Today marks seven months since the pizza of doom.
And I’m still alive.
But I’m feeling down.
Tomorrow I’m going to end things with Irish Two. At the weekend he really upset me with a mish mash of bullshit. I’m done. I’m not standing for it.
And I know it’s the right thing to do.
Because Irish Two makes me miss Irish One. Even more.
Kick him to the curb and keep on trying. You can get sex anywhere. You can get an asshole man even easier. Life’s too short for the BS. Keep your head up.
I’m glad you’re able to stand up for yourself and realize what you don’t want.
The above comment is right; life is too short for BS and these assholes just seem to be everywhere….
Congrats on making it this far. I’m surprised I’m still alive, too.

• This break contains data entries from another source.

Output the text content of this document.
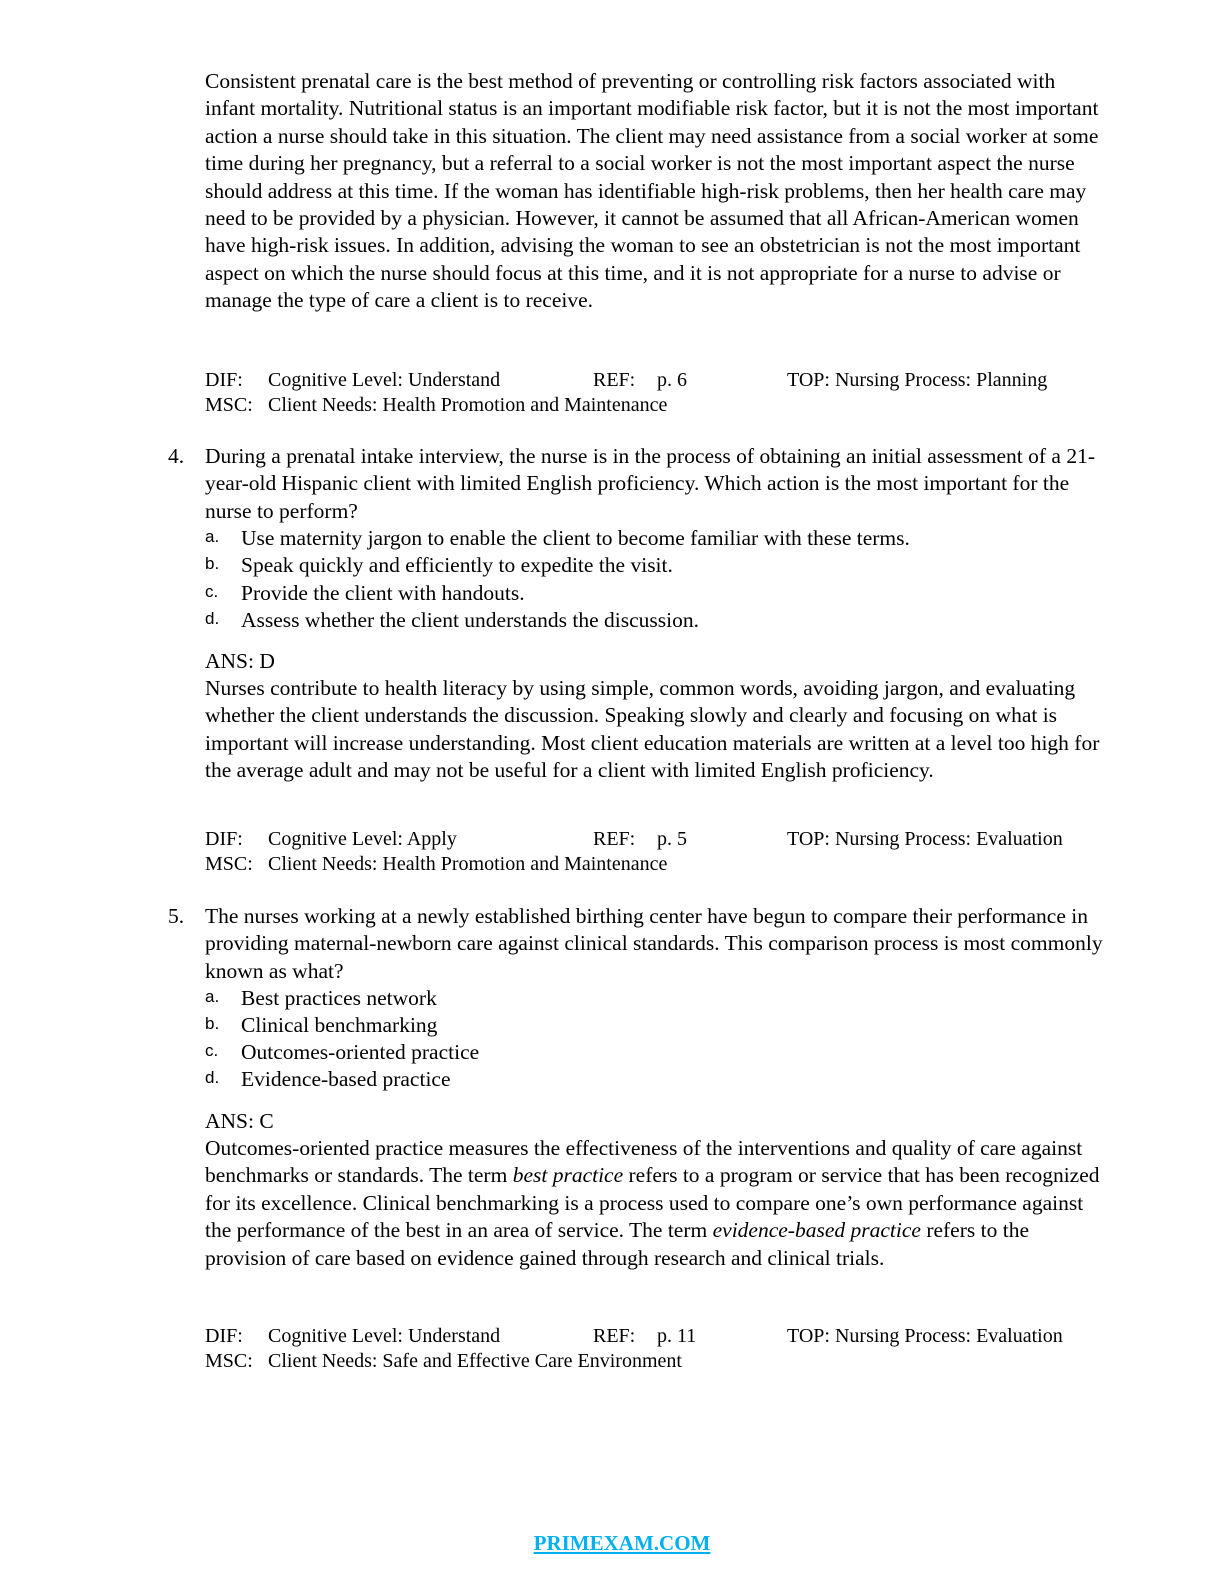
Consistent prenatal care is the best method of preventing or controlling risk factors associated with infant mortality. Nutritional status is an important modifiable risk factor, but it is not the most important action a nurse should take in this situation. The client may need assistance from a social worker at some time during her pregnancy, but a referral to a social worker is not the most important aspect the nurse should address at this time. If the woman has identifiable high-risk problems, then her health care may need to be provided by a physician. However, it cannot be assumed that all African-American women have high-risk issues. In addition, advising the woman to see an obstetrician is not the most important aspect on which the nurse should focus at this time, and it is not appropriate for a nurse to advise or manage the type of care a client is to receive.

DIF: Cognitive Level: Understand	REF: p. 6	TOP: Nursing Process: Planning
MSC: Client Needs: Health Promotion and Maintenance
4. During a prenatal intake interview, the nurse is in the process of obtaining an initial assessment of a 21-year-old Hispanic client with limited English proficiency. Which action is the most important for the nurse to perform?

a. Use maternity jargon to enable the client to become familiar with these terms.
b. Speak quickly and efficiently to expedite the visit.
c. Provide the client with handouts.
d. Assess whether the client understands the discussion.
ANS: D

Nurses contribute to health literacy by using simple, common words, avoiding jargon, and evaluating whether the client understands the discussion. Speaking slowly and clearly and focusing on what is important will increase understanding. Most client education materials are written at a level too high for the average adult and may not be useful for a client with limited English proficiency.

DIF: Cognitive Level: Apply	REF: p. 5	TOP: Nursing Process: Evaluation
MSC: Client Needs: Health Promotion and Maintenance
5. The nurses working at a newly established birthing center have begun to compare their performance in providing maternal-newborn care against clinical standards. This comparison process is most commonly known as what?

a. Best practices network
b. Clinical benchmarking
c. Outcomes-oriented practice
d. Evidence-based practice
ANS: C

Outcomes-oriented practice measures the effectiveness of the interventions and quality of care against benchmarks or standards. The term best practice refers to a program or service that has been recognized for its excellence. Clinical benchmarking is a process used to compare one’s own performance against the performance of the best in an area of service. The term evidence-based practice refers to the provision of care based on evidence gained through research and clinical trials.

DIF: Cognitive Level: Understand	REF: p. 11	TOP: Nursing Process: Evaluation
MSC: Client Needs: Safe and Effective Care Environment
PRIMEXAM.COM
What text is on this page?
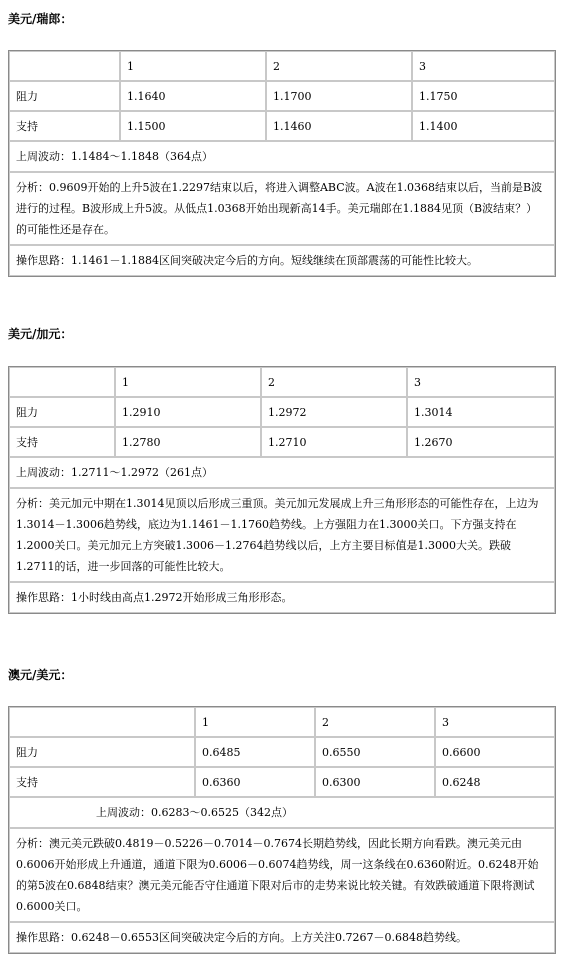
美元/瑞郎：
	1	2	3
阻力	1.1640	1.1700	1.1750
支持	1.1500	1.1460	1.1400
上周波动：1.1484～1.1848（364点）			
分析：0.9609开始的上升5波在1.2297结束以后，将进入调整ABC波。A波在1.0368结束以后，当前是B波进行的过程。B波形成上升5波。从低点1.0368开始出现新高14手。美元瑞郎在1.1884见顶（B波结束？）的可能性还是存在。			
操作思路：1.1461－1.1884区间突破决定今后的方向。短线继续在顶部震荡的可能性比较大。			
美元/加元：
	1	2	3
阻力	1.2910	1.2972	1.3014
支持	1.2780	1.2710	1.2670
上周波动：1.2711～1.2972（261点）			
分析：美元加元中期在1.3014见顶以后形成三重顶。美元加元发展成上升三角形形态的可能性存在，上边为1.3014－1.3006趋势线，底边为1.1461－1.1760趋势线。上方强阻力在1.3000关口。下方强支持在1.2000关口。美元加元上方突破1.3006－1.2764趋势线以后，上方主要目标值是1.3000大关。跌破1.2711的话，进一步回落的可能性比较大。			
操作思路：1小时线由高点1.2972开始形成三角形形态。			
澳元/美元：
	1	2	3
阻力	0.6485	0.6550	0.6600
支持	0.6360	0.6300	0.6248
上周波动：0.6283～0.6525（342点）			
分析：澳元美元跌破0.4819－0.5226－0.7014－0.7674长期趋势线，因此长期方向看跌。澳元美元由0.6006开始形成上升通道，通道下限为0.6006－0.6074趋势线，周一这条线在0.6360附近。0.6248开始的第5波在0.6848结束？澳元美元能否守住通道下限对后市的走势来说比较关键。有效跌破通道下限将测试0.6000关口。			
操作思路：0.6248－0.6553区间突破决定今后的方向。上方关注0.7267－0.6848趋势线。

Good for you! The right one will come along soon enough for both of us. Also, I didn’t know this had a like button. When did this happen?
I guess the one thing we can take from a bad breakup is the fact that the same BS won’t fly a second time … any niggling doubts or even minor red flags and I will be outta there ….
How are you doing with the 7-month marker? I am at around 4-months and I am still a wreck 😦
Oohhhhh, I tell you what, I remember the four-month marker. In my head it was going to be easier after three months. Four months was HARD. I remember Googling ‘four months since break up’ and a lot of people said the same. In fact, I think I blogged about it. It’s when hope is gone, and pain is less, and there’s just nothing. I hope you’re doing OK.
7 months on things are better. Simply because life got bigger around the grief. I think of him less. When I think of him, it hurts like hell. It just doesn’t happen as much these days.